I am using docker to run a few server apps on a raspberryPi with ports exposed to the open internet. If an attacker were to successfully infiltrate my docker containers, I would like to be certain that they cannot access other devices on my network.

Therefore, I would like to know how to lock down my docker containers so that they can only send outbound traffic to each other (when necessary, and in some cases it is not) and to the internet, but not to other devices in my LAN.

If there is a better way to achieve my end goal, I am all ears for that, also.

  • does the raspberry pi have to be on the same LAN as you're other devices? In other words is it just the containers that need to be isolated but you want the pi's connectivity unchanged or doesn't it matter? Commented Feb 9, 2021 at 10:35
  • In this case, no, it does not need to be on the same LAN. I have considered putting it on a guest network, although with my router that would mean forcing it to use Wifi (unless I'm overlooking some settings somewhere)
    – caps
    Commented Feb 11, 2021 at 1:17
  • Does your router model have any mention of VLAN or DMZ functionality? SMB & 'prosumer' routers would have it but ISP issued ones would likely not or have the functionality removed from my experience Commented Feb 11, 2021 at 2:23
  • There's a DMZ "on/off" switch (I'm assuming config would appear if I enabled it) but I don't see anything about VLAN in the config page or even in the manual.
    – caps
    Commented Feb 12, 2021 at 17:17
  • Odd usually there'd be something in the UI or instructions about it. If you like I can have a quick squiz at the manual for you if you let me know the model. It might have been feature locked down if you were provided the router by ISP or MSP maybe. Commented Feb 14, 2021 at 20:34

3 Answers 3


I’d also recommend setting up a DMZ, and placing your whole Pi into this network zone.

Other than that you can check the networks which docker creates (there might be multiple depending on your container configuration / compose files) and check your iptables settings.

Beware that docker handles iptables and might overwrite some of your rules. But it might add another layer of security to create some rules on the raspberry pi to prevent communication from those networks to your homenetwork (maybe allow only connections to certain devices, ports)

Long story short:

  • you should really really configure a dmz for internet facing servers (or have a restrictive firewall on all your homedevices - not really doable with smarthome embedded devices)
  • check what your containers can do already - exec into them and try - maybe limit those container permissions to a minimum (if you create the containers yourself harden them - only minimal required stuff to run the service - no tool to install stuff, no root permissions, avoid network communication tools inside the container - you could also remove those tools by using public containers as a base image and clean them with a few commands instead of using public containers directly)
  • keep containers and the services inside up to date and keep an eye on security
  • maybe you implement some rolling lifecycle so an attacker inside the container gets removed and replaced by a fresh container after a period of time etc.

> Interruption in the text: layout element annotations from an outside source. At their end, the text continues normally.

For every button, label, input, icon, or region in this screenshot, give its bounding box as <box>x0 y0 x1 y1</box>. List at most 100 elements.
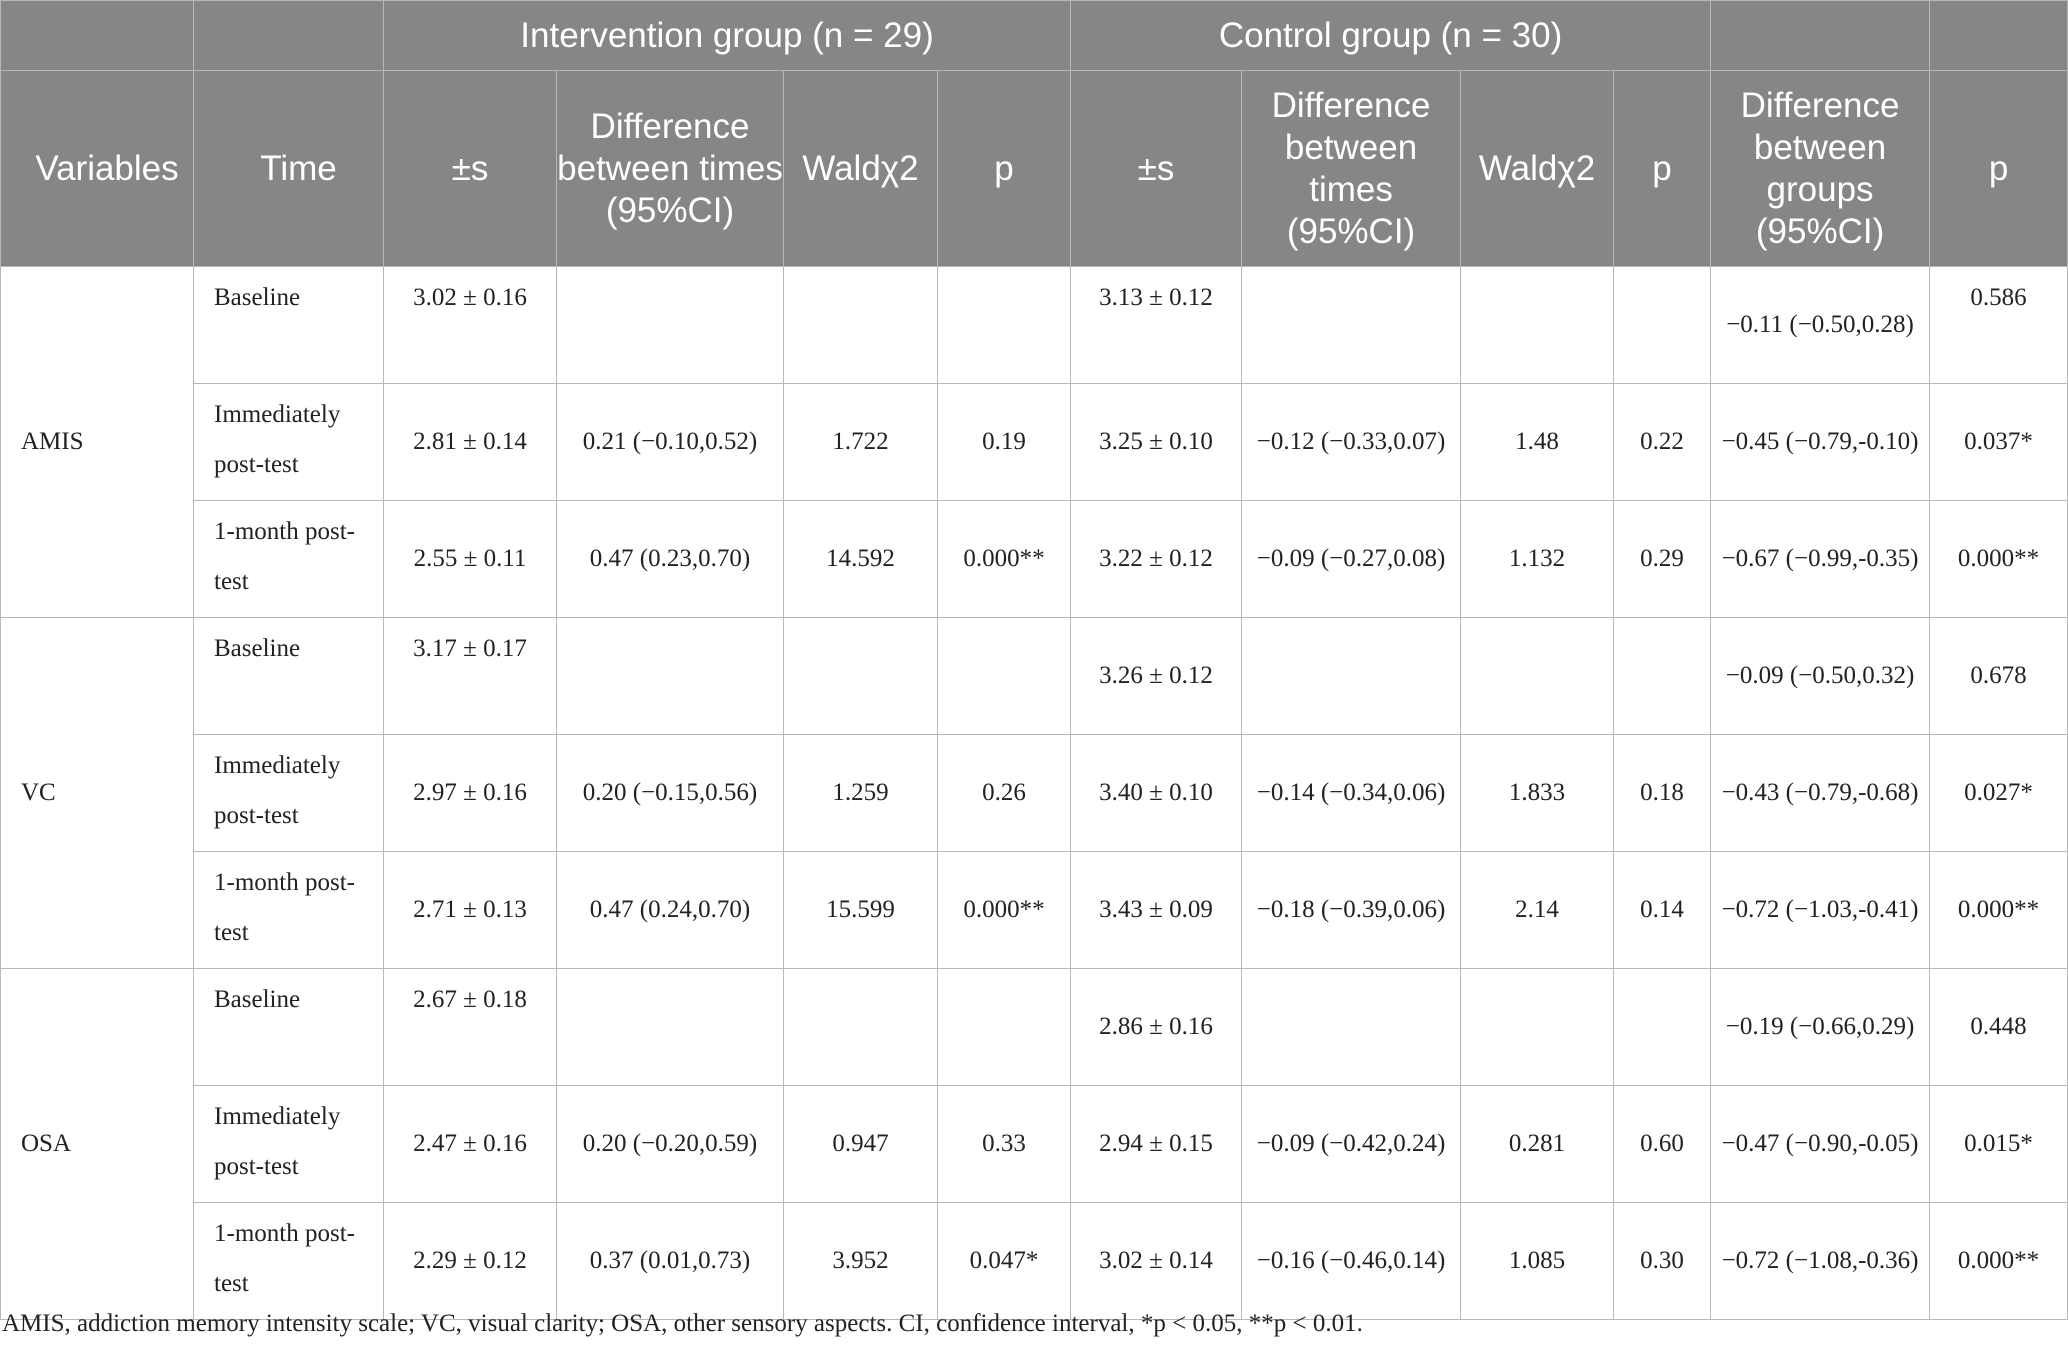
control-p-cell: 0.60 <box>1613 1085 1712 1203</box>
intervention-mean-cell: 2.55 ± 0.11 <box>383 500 557 618</box>
control-diff-cell: −0.09 (−0.42,0.24) <box>1241 1085 1462 1203</box>
intervention-mean-cell: 3.02 ± 0.16 <box>383 266 557 384</box>
intervention-diff-cell <box>556 617 784 735</box>
intervention-diff-cell <box>556 266 784 384</box>
column-header: Difference between groups (95%CI) <box>1710 70 1931 267</box>
group-diff-cell: −0.47 (−0.90,-0.05) <box>1710 1085 1931 1203</box>
intervention-p-cell <box>936 266 1072 384</box>
group-p-cell: 0.027* <box>1929 734 2068 852</box>
column-header: Time <box>193 70 384 267</box>
table-row: Immediately post-test 2.97 ± 0.16 0.20 (… <box>1 734 2068 852</box>
column-header: Difference between times (95%CI) <box>556 70 784 267</box>
group-p-cell: 0.000** <box>1929 851 2068 969</box>
control-diff-cell <box>1241 266 1462 384</box>
results-table: Intervention group (n = 29) Control grou… <box>0 0 2068 1320</box>
intervention-diff-cell: 0.21 (−0.10,0.52) <box>556 383 784 501</box>
column-header: p <box>1929 70 2068 267</box>
control-mean-cell: 2.86 ± 0.16 <box>1070 968 1243 1086</box>
intervention-wald-cell: 1.722 <box>783 383 938 501</box>
group-p-cell: 0.448 <box>1929 968 2068 1086</box>
table-row: Immediately post-test 2.47 ± 0.16 0.20 (… <box>1 1085 2068 1203</box>
time-cell: Baseline <box>193 266 384 384</box>
control-mean-cell: 2.94 ± 0.15 <box>1070 1085 1243 1203</box>
group-header-row: Intervention group (n = 29) Control grou… <box>0 0 2068 71</box>
control-p-cell <box>1613 968 1712 1086</box>
variable-cell: OSA <box>0 968 194 1320</box>
header-empty-group-diff <box>1710 0 1931 71</box>
intervention-mean-cell: 2.97 ± 0.16 <box>383 734 557 852</box>
control-wald-cell <box>1460 968 1615 1086</box>
control-wald-cell: 0.281 <box>1460 1085 1615 1203</box>
intervention-mean-cell: 2.71 ± 0.13 <box>383 851 557 969</box>
column-header: Waldχ2 <box>1460 70 1615 267</box>
intervention-mean-cell: 2.29 ± 0.12 <box>383 1202 557 1320</box>
group-diff-cell: −0.19 (−0.66,0.29) <box>1710 968 1931 1086</box>
column-header: p <box>1613 70 1712 267</box>
group-diff-cell: −0.72 (−1.03,-0.41) <box>1710 851 1931 969</box>
control-mean-cell: 3.02 ± 0.14 <box>1070 1202 1243 1320</box>
intervention-mean-cell: 3.17 ± 0.17 <box>383 617 557 735</box>
control-p-cell: 0.30 <box>1613 1202 1712 1320</box>
table-row: Immediately post-test 2.81 ± 0.14 0.21 (… <box>1 383 2068 501</box>
time-cell: Immediately post-test <box>193 1085 384 1203</box>
control-diff-cell: −0.12 (−0.33,0.07) <box>1241 383 1462 501</box>
control-p-cell: 0.29 <box>1613 500 1712 618</box>
intervention-diff-cell: 0.47 (0.23,0.70) <box>556 500 784 618</box>
intervention-p-cell: 0.000** <box>936 851 1072 969</box>
table-row: 1-month post-test 2.29 ± 0.12 0.37 (0.01… <box>1 1202 2068 1320</box>
intervention-wald-cell: 0.947 <box>783 1085 938 1203</box>
intervention-p-cell: 0.19 <box>936 383 1072 501</box>
table-row: 1-month post-test 2.55 ± 0.11 0.47 (0.23… <box>1 500 2068 618</box>
time-cell: 1-month post-test <box>193 1202 384 1320</box>
control-mean-cell: 3.13 ± 0.12 <box>1070 266 1243 384</box>
time-cell: 1-month post-test <box>193 500 384 618</box>
control-mean-cell: 3.25 ± 0.10 <box>1070 383 1243 501</box>
group-diff-cell: −0.09 (−0.50,0.32) <box>1710 617 1931 735</box>
intervention-wald-cell: 3.952 <box>783 1202 938 1320</box>
intervention-wald-cell <box>783 266 938 384</box>
intervention-diff-cell: 0.37 (0.01,0.73) <box>556 1202 784 1320</box>
intervention-p-cell: 0.33 <box>936 1085 1072 1203</box>
control-wald-cell: 1.132 <box>1460 500 1615 618</box>
column-header: p <box>936 70 1072 267</box>
control-mean-cell: 3.43 ± 0.09 <box>1070 851 1243 969</box>
intervention-wald-cell: 1.259 <box>783 734 938 852</box>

All in all you can to a lot to improve security and minimize the chance of an attack escalating into your network.


Isn't this the default case? There is a default bridge allowing containers to communicate with each other and you can create arbitrary numbers of bridges to constrain each docker container.

From the documentation:

In terms of Docker, a bridge network uses a software bridge which allows containers connected to the same bridge network to communicate, while providing isolation from containers which are not connected to that bridge network. The Docker bridge driver automatically installs rules in the host machine so that containers on different bridge networks cannot communicate directly with each other.

Also no upstream connectivity:

By default, traffic from containers connected to the default bridge network is not forwarded to the outside world. To enable forwarding, you need to change two settings. These are not Docker commands and they affect the Docker host’s kernel.

As for all security assertions, I would test to make sure it behaves as expected.


Rather than doing changes in the raspberryPi (maybe only the container was compromised perhaps the whole pi too), I would recommend configuring the router in such a way that the raspberryPi is in a dmz with no access to the other devices.